4) Sur les réseaux sociaux
Je me suis mis à faire des vidéos sur la GPA très tôt, bien avant d'en parler ici, quasiment en même temps que nos propres recherches. Tik tok a cela de pratique, que les vidéos qu'on poste reste en général dans un cercle assez restreint, des bulles d'intérêts. Ça évite de se prendre des shits storm. Dans l'ensemble, donc : je n'ai principalement que des messages de soutien. Il arrive néanmoins que certaines personnes s'égare et me sorte des horreurs. Parmi le best of du pire, il y a les grands classiques : « un enfant, c'est un papa et une maman », « acheter son gosse, je pourrais jamais », « repentez-vous devant JESUS ». Puis, il y a les personnes qui viennent débattre en commentaire me sorte toujours la même ribambelle d'arguments : « arrêtez d'exploiter le corps des femmes pour votre propre plaisir », « stop l'esclave », « notre corps, notre choix ». J'ai eu le droit aussi à : « plutôt qu'un gosse, achète un chien » et « de toute façon, même les féministes sont contre la GPA, c'est donc mauvais ! ».

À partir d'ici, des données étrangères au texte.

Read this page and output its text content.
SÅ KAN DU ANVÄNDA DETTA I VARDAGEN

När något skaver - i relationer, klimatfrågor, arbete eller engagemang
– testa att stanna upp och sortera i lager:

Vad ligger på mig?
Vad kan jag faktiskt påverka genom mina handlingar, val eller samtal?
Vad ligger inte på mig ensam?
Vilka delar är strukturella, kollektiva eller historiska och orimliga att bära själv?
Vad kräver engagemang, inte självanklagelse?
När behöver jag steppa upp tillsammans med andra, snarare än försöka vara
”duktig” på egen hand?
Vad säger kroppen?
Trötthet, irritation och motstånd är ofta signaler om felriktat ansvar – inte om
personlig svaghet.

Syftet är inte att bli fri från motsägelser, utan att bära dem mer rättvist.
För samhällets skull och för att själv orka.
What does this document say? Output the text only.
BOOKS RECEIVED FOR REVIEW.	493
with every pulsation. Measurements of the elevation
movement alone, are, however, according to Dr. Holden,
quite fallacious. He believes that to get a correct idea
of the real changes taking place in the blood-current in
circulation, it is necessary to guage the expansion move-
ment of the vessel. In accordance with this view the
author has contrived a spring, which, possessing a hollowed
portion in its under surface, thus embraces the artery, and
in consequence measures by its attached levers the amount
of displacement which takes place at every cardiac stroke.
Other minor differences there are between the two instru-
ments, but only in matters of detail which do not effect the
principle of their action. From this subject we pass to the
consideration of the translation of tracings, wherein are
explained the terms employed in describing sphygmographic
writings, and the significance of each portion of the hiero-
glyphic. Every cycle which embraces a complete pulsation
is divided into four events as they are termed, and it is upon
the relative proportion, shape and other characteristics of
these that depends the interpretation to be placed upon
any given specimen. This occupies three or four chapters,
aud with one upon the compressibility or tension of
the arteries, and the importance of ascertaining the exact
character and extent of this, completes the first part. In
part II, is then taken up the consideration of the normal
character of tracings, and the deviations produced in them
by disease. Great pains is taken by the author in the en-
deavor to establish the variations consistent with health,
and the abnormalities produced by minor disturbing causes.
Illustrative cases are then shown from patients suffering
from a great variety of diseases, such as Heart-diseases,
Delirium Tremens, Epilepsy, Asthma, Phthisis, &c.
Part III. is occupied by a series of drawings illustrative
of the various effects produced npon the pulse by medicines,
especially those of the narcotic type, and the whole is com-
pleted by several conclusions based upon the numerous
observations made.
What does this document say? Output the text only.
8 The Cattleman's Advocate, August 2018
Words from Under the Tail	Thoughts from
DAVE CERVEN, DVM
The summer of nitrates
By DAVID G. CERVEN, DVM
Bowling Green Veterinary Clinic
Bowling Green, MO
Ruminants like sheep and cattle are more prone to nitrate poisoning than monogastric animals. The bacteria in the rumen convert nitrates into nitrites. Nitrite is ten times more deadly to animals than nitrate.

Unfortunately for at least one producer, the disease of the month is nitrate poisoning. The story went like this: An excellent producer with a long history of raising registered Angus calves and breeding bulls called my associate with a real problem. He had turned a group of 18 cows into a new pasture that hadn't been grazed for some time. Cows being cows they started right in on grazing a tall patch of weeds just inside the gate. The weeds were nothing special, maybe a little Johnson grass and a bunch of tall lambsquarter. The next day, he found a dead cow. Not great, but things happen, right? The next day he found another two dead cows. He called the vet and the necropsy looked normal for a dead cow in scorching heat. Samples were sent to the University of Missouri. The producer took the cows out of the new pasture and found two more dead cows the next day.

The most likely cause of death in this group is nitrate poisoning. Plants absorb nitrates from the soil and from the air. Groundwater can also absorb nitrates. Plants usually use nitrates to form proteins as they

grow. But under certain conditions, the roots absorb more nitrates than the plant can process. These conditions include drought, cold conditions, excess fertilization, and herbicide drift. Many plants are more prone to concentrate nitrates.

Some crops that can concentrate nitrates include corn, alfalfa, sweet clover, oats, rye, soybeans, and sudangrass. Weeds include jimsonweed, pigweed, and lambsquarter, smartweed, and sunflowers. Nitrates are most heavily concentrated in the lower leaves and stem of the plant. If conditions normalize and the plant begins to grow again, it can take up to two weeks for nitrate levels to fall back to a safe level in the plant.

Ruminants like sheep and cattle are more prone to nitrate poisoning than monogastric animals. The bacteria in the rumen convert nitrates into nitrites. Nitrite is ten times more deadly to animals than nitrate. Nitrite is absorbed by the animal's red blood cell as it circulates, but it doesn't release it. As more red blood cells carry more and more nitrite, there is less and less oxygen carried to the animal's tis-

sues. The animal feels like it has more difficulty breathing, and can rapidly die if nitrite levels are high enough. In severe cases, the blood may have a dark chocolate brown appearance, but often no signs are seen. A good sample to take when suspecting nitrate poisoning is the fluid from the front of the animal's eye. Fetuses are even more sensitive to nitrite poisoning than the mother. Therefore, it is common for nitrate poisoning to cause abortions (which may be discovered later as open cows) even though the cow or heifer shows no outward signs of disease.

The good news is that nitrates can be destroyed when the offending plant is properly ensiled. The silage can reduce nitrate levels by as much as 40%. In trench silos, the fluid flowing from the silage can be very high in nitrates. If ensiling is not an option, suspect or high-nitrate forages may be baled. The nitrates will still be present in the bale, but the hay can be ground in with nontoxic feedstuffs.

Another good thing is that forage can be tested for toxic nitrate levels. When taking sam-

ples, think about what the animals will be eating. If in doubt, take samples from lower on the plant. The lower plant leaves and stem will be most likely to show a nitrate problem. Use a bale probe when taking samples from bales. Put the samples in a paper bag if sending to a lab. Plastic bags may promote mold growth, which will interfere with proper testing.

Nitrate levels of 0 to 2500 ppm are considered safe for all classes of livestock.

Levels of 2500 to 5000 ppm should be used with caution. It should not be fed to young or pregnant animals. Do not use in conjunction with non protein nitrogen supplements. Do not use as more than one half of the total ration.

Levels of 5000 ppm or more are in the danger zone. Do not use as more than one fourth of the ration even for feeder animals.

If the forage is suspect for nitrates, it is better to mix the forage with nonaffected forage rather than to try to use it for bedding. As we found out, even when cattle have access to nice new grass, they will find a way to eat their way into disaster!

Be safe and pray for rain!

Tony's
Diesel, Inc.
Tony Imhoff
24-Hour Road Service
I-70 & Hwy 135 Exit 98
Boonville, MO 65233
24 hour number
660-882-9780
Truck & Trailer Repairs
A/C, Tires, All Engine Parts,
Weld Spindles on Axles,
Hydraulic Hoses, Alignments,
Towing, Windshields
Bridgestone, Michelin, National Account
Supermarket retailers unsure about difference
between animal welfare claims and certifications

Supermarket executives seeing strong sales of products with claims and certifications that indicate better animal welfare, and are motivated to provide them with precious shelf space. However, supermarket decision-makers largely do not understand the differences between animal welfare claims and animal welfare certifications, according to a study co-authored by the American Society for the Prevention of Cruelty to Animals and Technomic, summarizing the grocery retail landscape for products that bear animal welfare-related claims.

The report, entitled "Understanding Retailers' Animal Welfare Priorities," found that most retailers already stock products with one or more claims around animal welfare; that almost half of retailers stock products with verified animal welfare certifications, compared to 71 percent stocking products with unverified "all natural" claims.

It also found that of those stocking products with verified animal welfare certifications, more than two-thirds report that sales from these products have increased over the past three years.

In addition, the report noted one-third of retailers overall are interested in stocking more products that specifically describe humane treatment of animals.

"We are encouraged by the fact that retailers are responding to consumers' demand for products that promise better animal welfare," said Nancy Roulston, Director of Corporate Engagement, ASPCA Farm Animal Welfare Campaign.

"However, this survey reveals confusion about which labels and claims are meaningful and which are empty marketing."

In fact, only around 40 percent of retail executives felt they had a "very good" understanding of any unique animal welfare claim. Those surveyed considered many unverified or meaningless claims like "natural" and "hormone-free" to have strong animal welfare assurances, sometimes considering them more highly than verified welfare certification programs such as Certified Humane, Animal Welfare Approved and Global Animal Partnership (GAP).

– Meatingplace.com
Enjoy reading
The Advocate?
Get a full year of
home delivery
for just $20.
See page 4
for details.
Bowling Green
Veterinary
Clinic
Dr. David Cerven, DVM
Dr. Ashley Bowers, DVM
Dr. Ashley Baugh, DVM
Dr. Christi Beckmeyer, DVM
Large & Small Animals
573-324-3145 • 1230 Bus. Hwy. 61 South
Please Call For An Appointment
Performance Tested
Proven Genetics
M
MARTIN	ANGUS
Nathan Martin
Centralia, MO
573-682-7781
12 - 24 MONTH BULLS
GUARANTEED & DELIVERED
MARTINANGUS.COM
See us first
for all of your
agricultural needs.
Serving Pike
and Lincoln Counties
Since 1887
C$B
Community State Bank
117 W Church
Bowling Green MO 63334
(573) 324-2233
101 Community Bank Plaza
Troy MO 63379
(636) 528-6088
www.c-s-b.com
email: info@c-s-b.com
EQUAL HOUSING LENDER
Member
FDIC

J'essaie de répondre la plupart du temps, et d'argumenter de façon calme et posée ou de poster des vidéos dans lesquelles je montre la vacuité de l'argument. Je sais qu'en mettant en scène notre aventure, comme ça, je m'expose nécessairement à tout le monde. Je sais aussi que certaines personnes me font confiance, que pour elles : ce que je raconte à un poids. C'est un pouvoir qui entraîne des responsabilités (vous connaissez la chanson). Et ça me force me remettre régulièrement en question sur les choix qu'on a fait avec notre GPA. Pour l'instant, j'en suis vraiment content. À mesure qu'on avance dans le processus, la Colombie apparaît pour nous comme la voie qui nous convient le mieux.